Einst klagte er öffentlich über Trainer Deschamps, nun rettet Dimitri Payet die Franzosen im EM-Eröffnungspiel mit einem Kunstschuss. Danach fließen die Tränen.

Von Claudio Catuogno, Saint-Denis

Die Fußball-EM hat begonnen, und das erste Bild, das sich einprägen wird, sind die Tränen von Dimitri Payet, 29, geboren auf La Réunion im indischen Ozean, seit einem Jahr beschäftigt bei West Ham United in der englischen Premier League. Die Tränen nach dem Tor. Der Treffer selbst war natürlich auch nicht schlecht - der Pass kam von N'Golo Kanté, Payet legt den Ball mit rechts weiter, einen guten Meter vor der Strafraumgrenze, und drischt ihn dann mit links in den Torwinkel. Zum 2:1 (0:0), in der 89. Minute des Eröffnungsspiels gegen Rumänien. Aber erst die Tränen erzählen die ganze Geschichte.

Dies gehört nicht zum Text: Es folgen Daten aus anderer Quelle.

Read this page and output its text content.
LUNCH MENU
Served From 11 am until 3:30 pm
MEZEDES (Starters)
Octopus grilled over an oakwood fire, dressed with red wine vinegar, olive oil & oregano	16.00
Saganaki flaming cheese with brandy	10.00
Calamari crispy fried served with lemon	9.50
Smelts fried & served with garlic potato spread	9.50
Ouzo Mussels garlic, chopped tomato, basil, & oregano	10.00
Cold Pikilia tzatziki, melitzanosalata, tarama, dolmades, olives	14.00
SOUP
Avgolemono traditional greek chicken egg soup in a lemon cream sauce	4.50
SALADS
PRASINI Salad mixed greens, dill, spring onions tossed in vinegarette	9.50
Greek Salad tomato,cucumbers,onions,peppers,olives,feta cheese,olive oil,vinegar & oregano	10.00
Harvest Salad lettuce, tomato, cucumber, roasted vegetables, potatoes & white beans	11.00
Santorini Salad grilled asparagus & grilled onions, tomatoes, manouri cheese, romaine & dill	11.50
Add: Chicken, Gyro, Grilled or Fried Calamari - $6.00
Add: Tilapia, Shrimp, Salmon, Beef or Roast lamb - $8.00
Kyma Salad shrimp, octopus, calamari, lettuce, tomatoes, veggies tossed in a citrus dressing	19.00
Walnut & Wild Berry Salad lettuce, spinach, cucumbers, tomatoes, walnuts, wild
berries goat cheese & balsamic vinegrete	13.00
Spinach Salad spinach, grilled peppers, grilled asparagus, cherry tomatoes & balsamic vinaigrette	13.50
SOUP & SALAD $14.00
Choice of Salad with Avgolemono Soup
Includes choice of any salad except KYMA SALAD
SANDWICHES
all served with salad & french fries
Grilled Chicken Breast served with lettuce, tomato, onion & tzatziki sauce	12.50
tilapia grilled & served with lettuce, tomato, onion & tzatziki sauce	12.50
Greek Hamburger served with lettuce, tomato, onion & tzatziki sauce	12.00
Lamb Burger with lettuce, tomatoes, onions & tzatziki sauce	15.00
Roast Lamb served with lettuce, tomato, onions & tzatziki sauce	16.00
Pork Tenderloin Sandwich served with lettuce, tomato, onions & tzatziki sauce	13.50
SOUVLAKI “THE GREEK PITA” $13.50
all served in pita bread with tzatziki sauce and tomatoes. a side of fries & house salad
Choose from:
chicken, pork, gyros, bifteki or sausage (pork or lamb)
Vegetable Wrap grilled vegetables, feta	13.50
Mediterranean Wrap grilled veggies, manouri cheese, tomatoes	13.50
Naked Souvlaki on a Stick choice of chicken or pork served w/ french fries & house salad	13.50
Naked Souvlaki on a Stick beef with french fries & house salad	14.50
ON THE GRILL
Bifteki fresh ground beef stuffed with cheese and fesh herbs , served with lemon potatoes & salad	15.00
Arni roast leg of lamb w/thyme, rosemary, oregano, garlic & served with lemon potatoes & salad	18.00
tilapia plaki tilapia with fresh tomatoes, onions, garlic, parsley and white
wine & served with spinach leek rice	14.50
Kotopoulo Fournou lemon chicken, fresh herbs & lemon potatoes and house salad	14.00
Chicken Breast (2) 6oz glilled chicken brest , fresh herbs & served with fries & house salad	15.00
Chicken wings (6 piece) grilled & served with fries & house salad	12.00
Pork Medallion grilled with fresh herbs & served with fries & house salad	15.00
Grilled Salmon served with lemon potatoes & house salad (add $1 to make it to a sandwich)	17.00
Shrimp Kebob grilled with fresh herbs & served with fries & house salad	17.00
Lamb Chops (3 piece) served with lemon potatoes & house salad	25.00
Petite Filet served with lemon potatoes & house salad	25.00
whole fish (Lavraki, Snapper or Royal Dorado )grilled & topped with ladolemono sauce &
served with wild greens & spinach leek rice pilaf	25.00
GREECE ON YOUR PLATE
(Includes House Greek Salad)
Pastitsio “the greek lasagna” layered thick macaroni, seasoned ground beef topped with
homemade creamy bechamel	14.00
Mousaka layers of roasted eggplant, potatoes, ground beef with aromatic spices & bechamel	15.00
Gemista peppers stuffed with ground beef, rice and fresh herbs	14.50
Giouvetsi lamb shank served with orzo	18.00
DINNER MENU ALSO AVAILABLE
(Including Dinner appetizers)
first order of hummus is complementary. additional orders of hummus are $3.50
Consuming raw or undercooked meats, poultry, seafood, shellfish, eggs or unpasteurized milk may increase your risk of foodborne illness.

Eine Dreiviertelstunde nach dem Abpfiff betrat Dimitri Payet den Presseraum des Stade de France, drei Fragen, drei Antworten, das ist das Prozedere der Uefa, wenn sie einen Spieler zum "Man of the Match" gekürt hat. Oft lassen Fußballer das Theater mit erkennbarem Unmut über sich ergehen. Payet strahlte. Dann ging er duschen. Und später kam Payet dann in diesem schicken blauen Team-Anzug, in dem die Franzosen immer aussehen wie eine Gruppe junger Piloten, Richtung Mannschaftsbus gelaufen, er trug jetzt auch noch zwei glitzernde Brillanten in den Ohren. Überall musste er stehen bleiben, jeder wollte noch etwas wissen von ihm. Wobei im Grunde alle das Gleiche wissen wollten wie vorher bei der Man-of-the-Match-Zeremonie.

Dimitri, die Tränen?

Payet hat nichts völlig Unerwartetes darauf antworten können, die Worte können ja oft mit den Bildern nicht mithalten. "Es war so viel Druck auf uns, und als ich ausgewechselt wurde, mussten die Emotionen einfach raus", sagte er. In der Nachspielzeit war das, das Publikum erhob sich von den Sitzschalen, Payet weinte, lief zur Bank, klatschte die Kollegen ab, weinte, weinte. Jetzt sagte er über sein Last-Minute-Tor: "Ich hätte nicht gedacht, dass ich zu so etwas in der Lage sein würde."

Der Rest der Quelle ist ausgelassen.